Le indagini sono coordinate dal procuratore aggiunto Pierfilippo Laviani. I carabinieri del Nucleo investigativo di Frascati e della compagnia di Tivoli, si stanno dando un gran da fare per trovare le armi utilizzate durante la sparatoria. I sommozzatori del Nucleo subacqueo si sono immersi nel fiume Aniene, ma delle pistole nessuna traccia. In un primo momento, gli inquirenti avevano avanzato l'ipotesi passionale. Le furiose liti tra Mirko Scarozza e Fabrizio Ventre, malviventi di periferia, non lasciavano spazio a dubbi sul movente dell'agguato. I due amavano la stessa donna, si contendevano una ragazza di 23 anni, Martina. Lei aveva lasciato Fabrizio per andare a convivere con Mirko. La sera prima di morire ammazzati, secondo il racconto della madre della ragazza, si erano incontrati per chiarirsi. Poi, con il passare delle ore, si sono aperti nuovi scenari.

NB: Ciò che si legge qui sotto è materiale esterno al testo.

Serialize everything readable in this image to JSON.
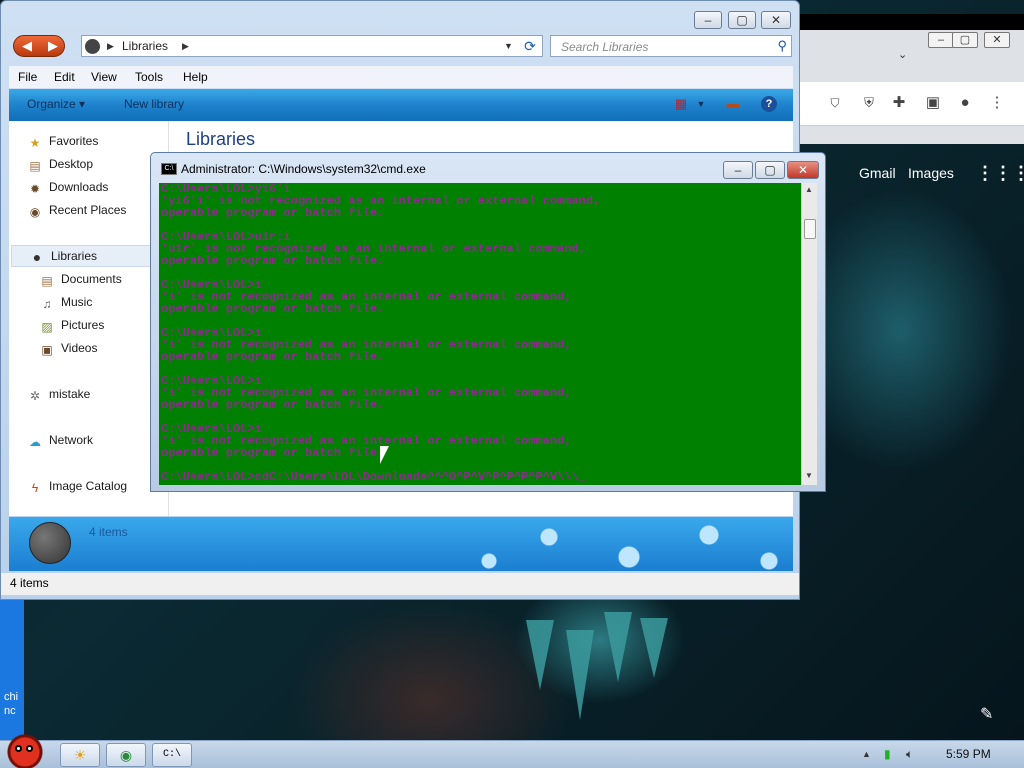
{
  "explorer": {
    "address": {
      "path": "Libraries"
    },
    "search": {
      "placeholder": "Search Libraries"
    },
    "menu": [
      "File",
      "Edit",
      "View",
      "Tools",
      "Help"
    ],
    "commands": {
      "organize": "Organize ▾",
      "new_library": "New library"
    },
    "heading": "Libraries",
    "nav": {
      "favorites": "Favorites",
      "desktop": "Desktop",
      "downloads": "Downloads",
      "recent": "Recent Places",
      "libraries": "Libraries",
      "documents": "Documents",
      "music": "Music",
      "pictures": "Pictures",
      "videos": "Videos",
      "mistake": "mistake",
      "network": "Network",
      "image_catalog": "Image Catalog"
    },
    "details_text": "4 items",
    "status_text": "4 items"
  },
  "cmd": {
    "title": "Administrator: C:\\Windows\\system32\\cmd.exe",
    "lines": [
      "C:\\Users\\LOL>yi6'i",
      "'yi6'i' is not recognized as an internal or external command,",
      "operable program or batch file.",
      "",
      "C:\\Users\\LOL>u1r;i",
      "'u1r' is not recognized as an internal or external command,",
      "operable program or batch file.",
      "",
      "C:\\Users\\LOL>i",
      "'i' is not recognized as an internal or external command,",
      "operable program or batch file.",
      "",
      "C:\\Users\\LOL>i",
      "'i' is not recognized as an internal or external command,",
      "operable program or batch file.",
      "",
      "C:\\Users\\LOL>i",
      "'i' is not recognized as an internal or external command,",
      "operable program or batch file.",
      "",
      "C:\\Users\\LOL>i",
      "'i' is not recognized as an internal or external command,",
      "operable program or batch file.",
      "",
      "C:\\Users\\LOL>cdC:\\Users\\LOL\\Downloads^^^O^P^V^P^P^P^P^V\\\\\\_"
    ]
  },
  "browser": {
    "gmail": "Gmail",
    "images": "Images"
  },
  "desktop": {
    "left_text_1": "chi",
    "left_text_2": "nc"
  },
  "taskbar": {
    "clock": "5:59 PM"
  },
  "colors": {
    "cmd_bg": "#008000",
    "cmd_fg": "#8c2b8c",
    "title_blue": "#1e3f8a"
  }
}
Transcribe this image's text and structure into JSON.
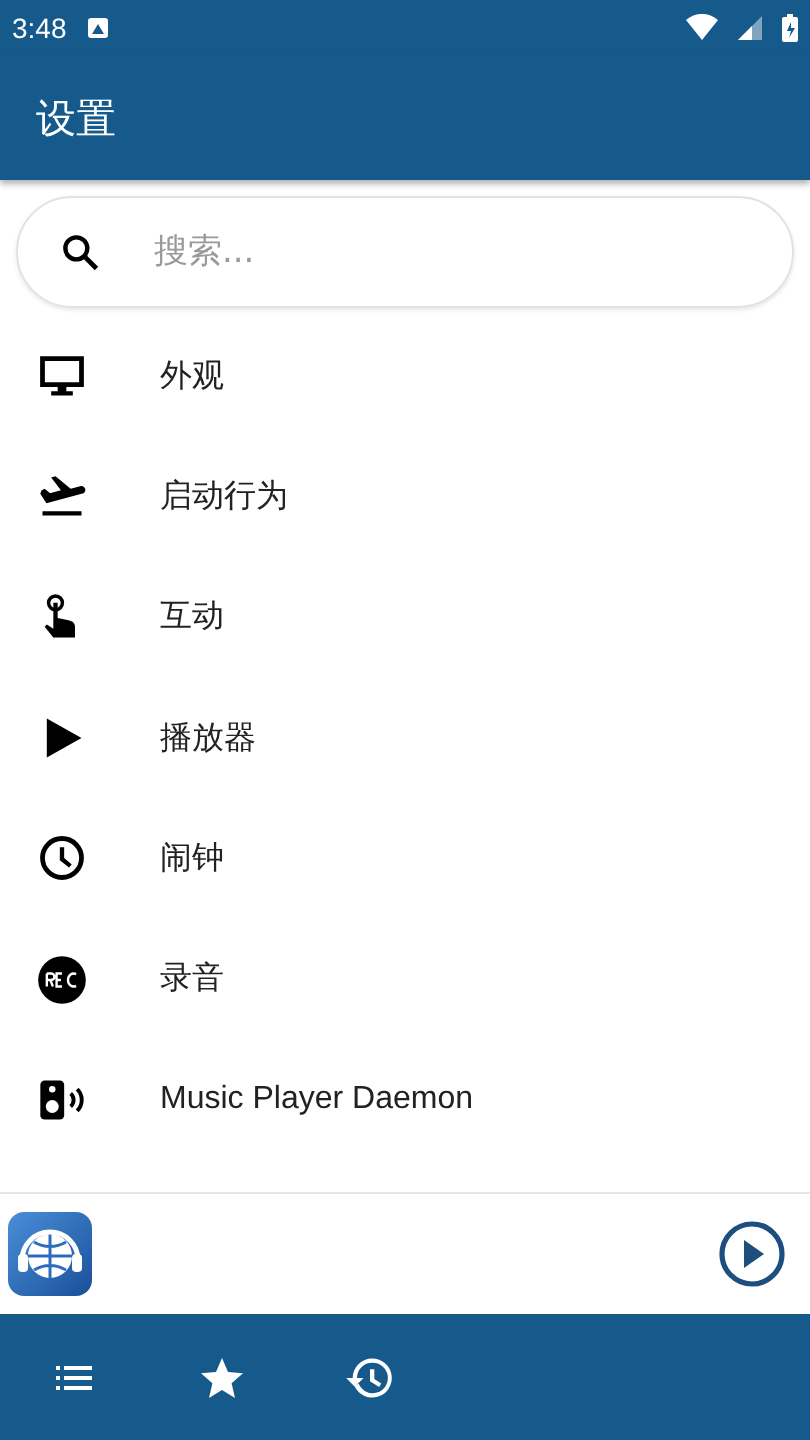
{
  "status_bar": {
    "time": "3:48"
  },
  "app_bar": {
    "title": "设置"
  },
  "search": {
    "placeholder": "搜索..."
  },
  "settings": [
    {
      "label": "外观"
    },
    {
      "label": "启动行为"
    },
    {
      "label": "互动"
    },
    {
      "label": "播放器"
    },
    {
      "label": "闹钟"
    },
    {
      "label": "录音"
    },
    {
      "label": "Music Player Daemon"
    }
  ],
  "bottom_nav": [
    {
      "selected": false
    },
    {
      "selected": false
    },
    {
      "selected": false
    }
  ]
}
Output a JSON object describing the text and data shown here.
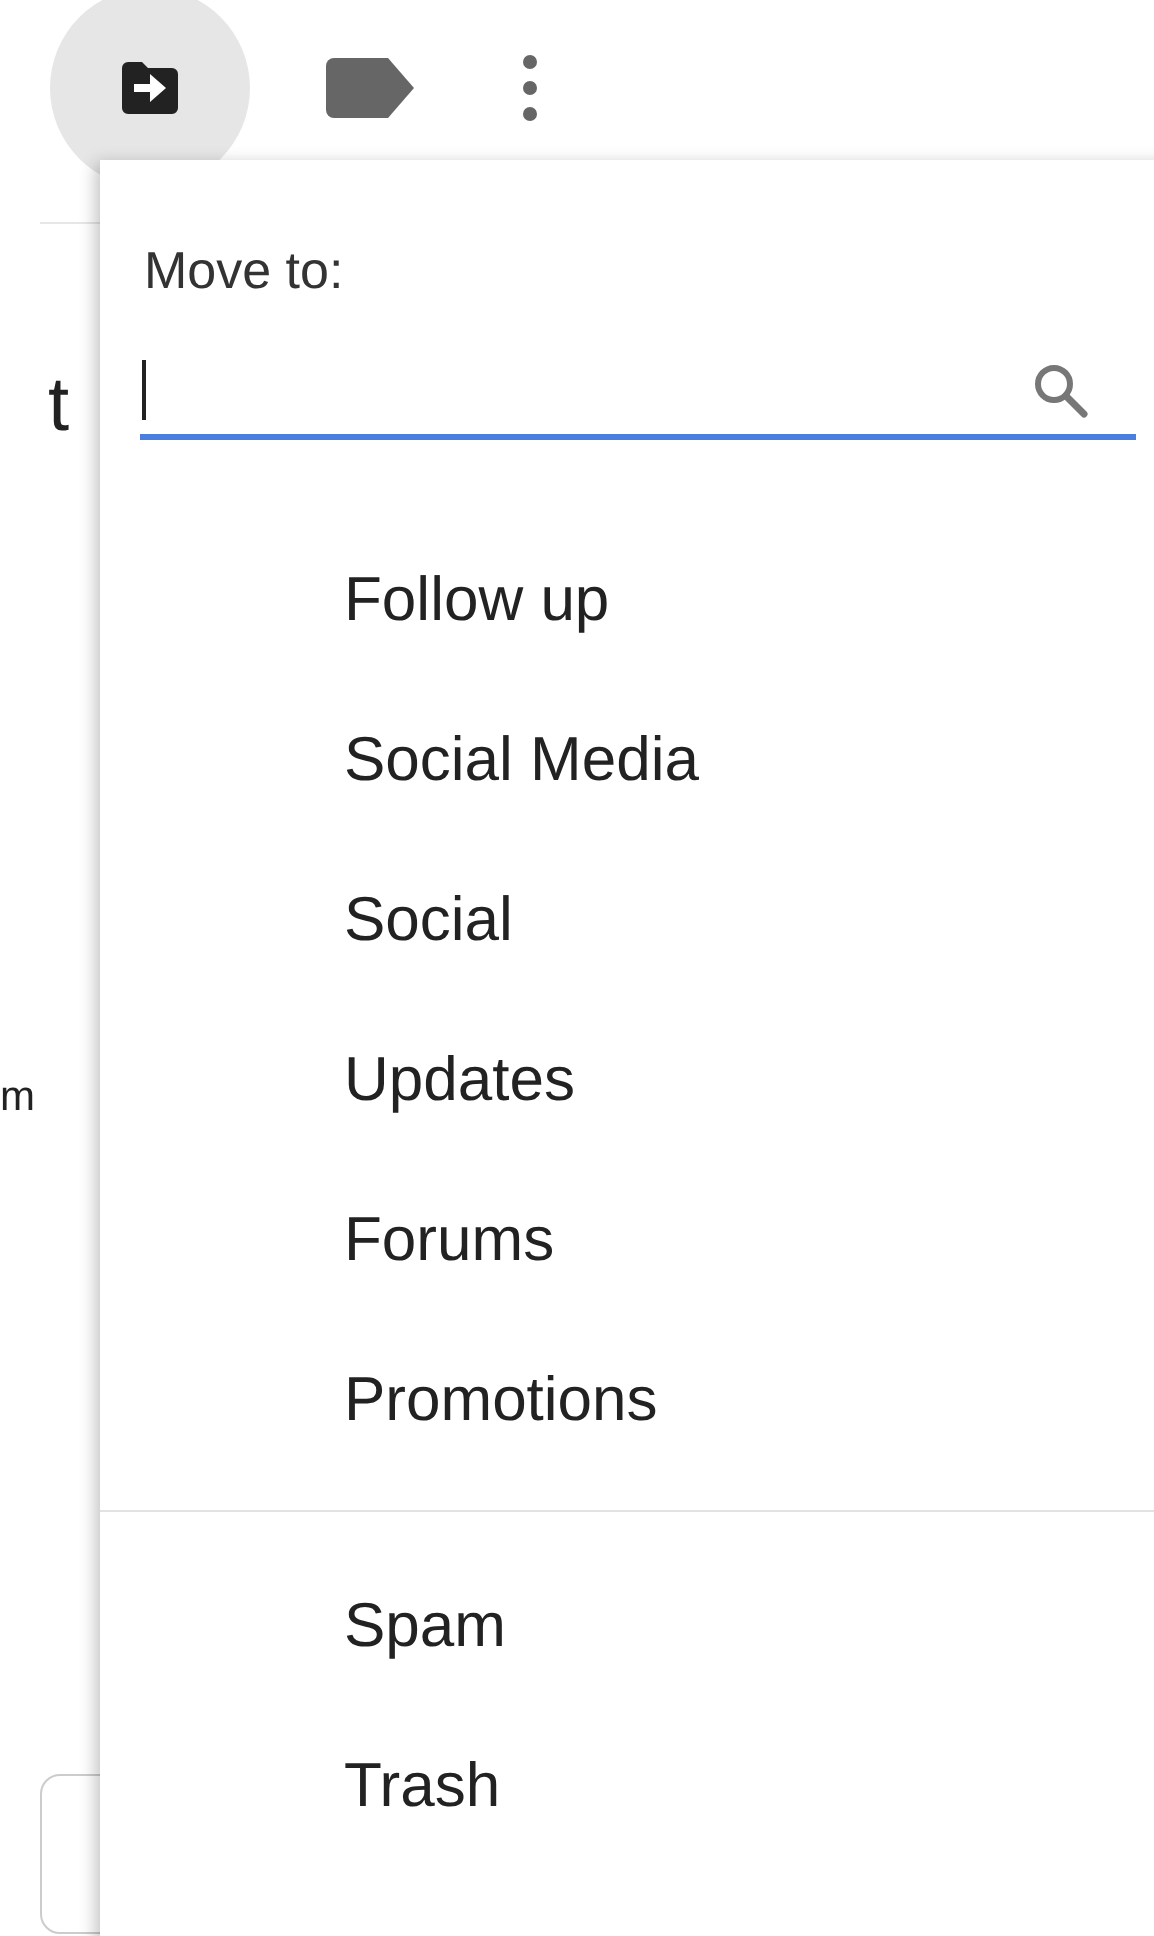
{
  "toolbar": {
    "buttons": [
      {
        "kind": "move",
        "selected": true
      },
      {
        "kind": "label",
        "selected": false
      },
      {
        "kind": "more",
        "selected": false
      }
    ]
  },
  "background": {
    "heading": "t",
    "text": "m"
  },
  "menu": {
    "title": "Move to:",
    "search": {
      "focused": true
    },
    "items": [
      "Follow up",
      "Social Media",
      "Social",
      "Updates",
      "Forums",
      "Promotions"
    ],
    "system_items": [
      "Spam",
      "Trash"
    ]
  }
}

La presenza del calabrese Vincenzo Fidale sul luogo del delitto ha insospettito gli investigatori, che stanno sondando anche la pista della droga. Il 30enne è un fedelissimo del clan Longo, lo zio è ritenuto un boss, il padre è stato coinvolto nell'ambito dell'inchiesta sul crac del Parma calcio: «Ad innescare la miccia è stata la gelosia, io ho soltanto risposto al fuoco per difendermi», ha riferito l'indagato al gip. Sarà una battaglia in punta di diritto. Oltre all'avvocato Fausto Bruzzese, l'uomo ha nominato un secondo difensore, il penalista Cesare Placanica. I legali sembrano orientati a sostenere la legittima difesa.

LE TESTIMONIANZE

C'è una testimone oculare, una donna ha assistito alla sparatoria, e il suo racconto è importante per ricostruire le fasi di quella notte di sangue. Lo scorso lunedì, Fabrizio Ventre si è appostato sotto casa dell'ex compagna, attendendo l'arrivo di Mirko. Con lui, forse, c'era un'altra persona. Di certo, i due non erano soli in via Follerau: «Resta in piedi anche la pista della droga, ha ribadito un inquirente». I militari dell'Arma non vogliono lasciare nulla d'intentato. Per definire il movente, sono state sentite diverse persone, altre saranno convocate a breve. Ventre, 35 anni, disoccupato, era ai domiciliari per una storia di estorsione.